Dunaway made big difference
One person can make a difference for countless others.
Chuck Dunaway was living proof of that.
He was athletic director at Butler County Community College for more than 30 years. He coached five different sports there. He was the charter inductee into the BC3 athletic Hall of Fame, which is named after him.
Dunaway died recently at age 82. To say he left a legacy behind at that school would be a ridiculous understatement.
Maybe an athletic program would have gotten started at BC3 eventually. Maybe not. One thing’s for certain. Dunaway gave it a head start. That makes sense, since the man was ahead of his time.
He made sure female athletes got a fair shake before Title IX — which mandated such action — ever came into being. He picked a handful of men’s basketball players from the college’s intramural program to compete in a game against the Community College of Beaver County, informally starting the Pioneers’ intercollegiate athletic program.
Dunaway laid the groundwork for an athletic program that produced 31 All-Americans in seven sports and more than 90 conference, region or state championships.
More than all of that, Chuck Dunaway created opportunity.
By providing an avenue for students to compete in athletics, he opened a pipeline for many of those athletes to move on to four-year schools to complete their educations. Some went on to enter the coaching or athletic administrative fields themselves.

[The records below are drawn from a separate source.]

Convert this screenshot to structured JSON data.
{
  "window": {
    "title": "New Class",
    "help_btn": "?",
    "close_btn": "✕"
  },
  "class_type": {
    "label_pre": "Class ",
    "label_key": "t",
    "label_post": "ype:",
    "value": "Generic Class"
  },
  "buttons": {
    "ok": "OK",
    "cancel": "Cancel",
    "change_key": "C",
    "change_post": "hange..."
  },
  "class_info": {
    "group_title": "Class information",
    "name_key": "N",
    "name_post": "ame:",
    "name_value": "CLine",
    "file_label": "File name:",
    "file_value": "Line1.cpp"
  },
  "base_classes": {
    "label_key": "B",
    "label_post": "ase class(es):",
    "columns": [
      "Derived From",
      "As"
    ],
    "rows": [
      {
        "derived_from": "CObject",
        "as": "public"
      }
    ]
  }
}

BC3 became a viable option for student-athletes in this county to continue to play and develop skills in their respective sports. Some used that additional two-year window to make themselves attractive to four-year collegiate programs.
Others used it to improve their academic standing, drawing such motivation through the opportunity of continuing to compete on the court or in the field.
Chuck Dunaway started all of that.
Besides getting sports started at BC3, he was instrumental in the formation of the Pennsylvania Collegiate Athletic Association, which brought other community colleges together and enabled those schools to provide their students similar opportunities.
While doing all of this, Dunaway was quiet and unassuming. He painted in the gym. He drove buses to away games. Whenever something needed done, he did it.
One man.
The term legend is often overused in sports. Not in this case.
Dunaway probably never knew what would grow from his endeavors. He triggered it all through tireless passion.
The thank yous this guy deserves probably numbers in the thousands.